A starting point might be annual budgets for public health departments, refined to account for workforce quality. A small group of health economists, myself included, have produced a persuasive set of results to show that spending on public health departments is a powerful way to improve population health (Mays and Smith 2011, Brown 2014, Leider, Alfonso et al. 2018, Cardona, Anand et al. 2021)
A New Research Agenda
Understanding public health capital opens crucial questions: What is the return on investment compared to other things that city planners want to do? How quickly does it depreciate without maintenance? Can public health capital investments reduce expenses for sickness care? If returns on public health capital can be measured, we can build the case for rebalancing our health spending on economic efficiency grounds. We can rightly see public health as a gift that societies give to themselves and the next generation.
Completing the Picture
Public health capital retains Grossman’s insights about individual agency, but adds ecological common sense by acknowledging that health emerges from both individual choices and the terrain in which they occur. That terrain can be and must be deliberately improved and maintained.
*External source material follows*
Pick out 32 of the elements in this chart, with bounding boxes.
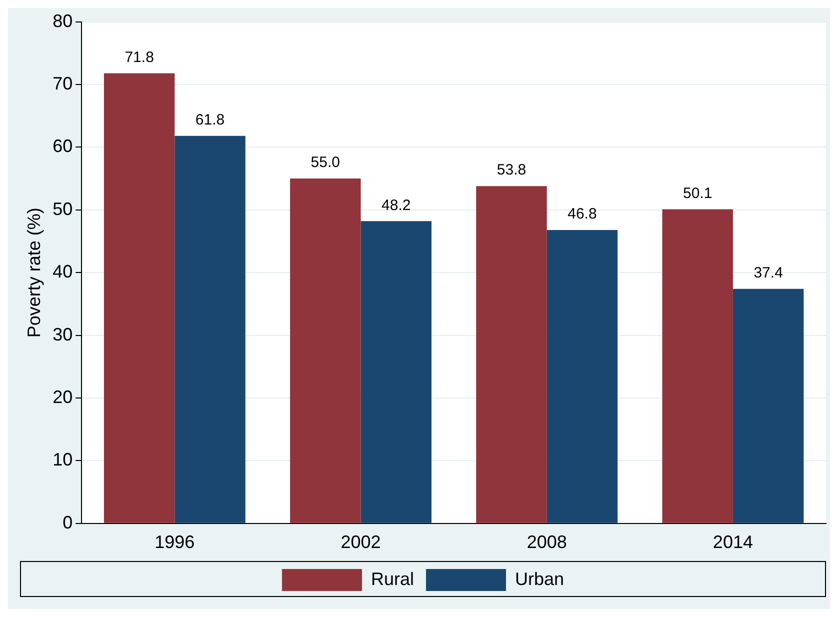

As non-communicable diseases dominate the global disease burden and health inequities widen, the limitations of purely individualistic frameworks become impossible to ignore. The question isn't whether individuals should take responsibility for their health—of course they should. The question is whether we've systematically underinvested in the community-level capital that makes individual health efforts more effective and equitable. The new framework of public health capital can help us understand exactly how much this underinvestment costs us—and what we stand to gain by correcting it.
Author
References
Brown, T. T. (2014). "How effective are public health departments at preventing mortality?" Econ Hum Biol 13: 34-45.
Cardona, C., N. S. Anand, Y. N. Alfonso, J. P. Leider, J. M. McCullough, B. Resnick and D. Bishai (2021). "County health outcomes linkage to county spending on social services, building infrastructure, and law and order." SSM Popul Health 16: 100930.
Grossman, M. (1972). "On the Concept of Health Capital and the Demand for Health." Journal of Political Economy 80: 223-255.
Leider, J. P., N. Alfonso, B. Resnick, E. Brady, J. M. McCullough and D. Bishai (2018). "Assessing The Value Of 40 Years Of Local Public Expenditures On Health." Health Affairs 37(4): 560-569.
Mays, G. and S. Smith (2011). "Evidence Links Increases In Public Health Spending To Declines In Preventable Deaths." Health Affairs 30(8): 10.1377/hlthaff.2011.0196.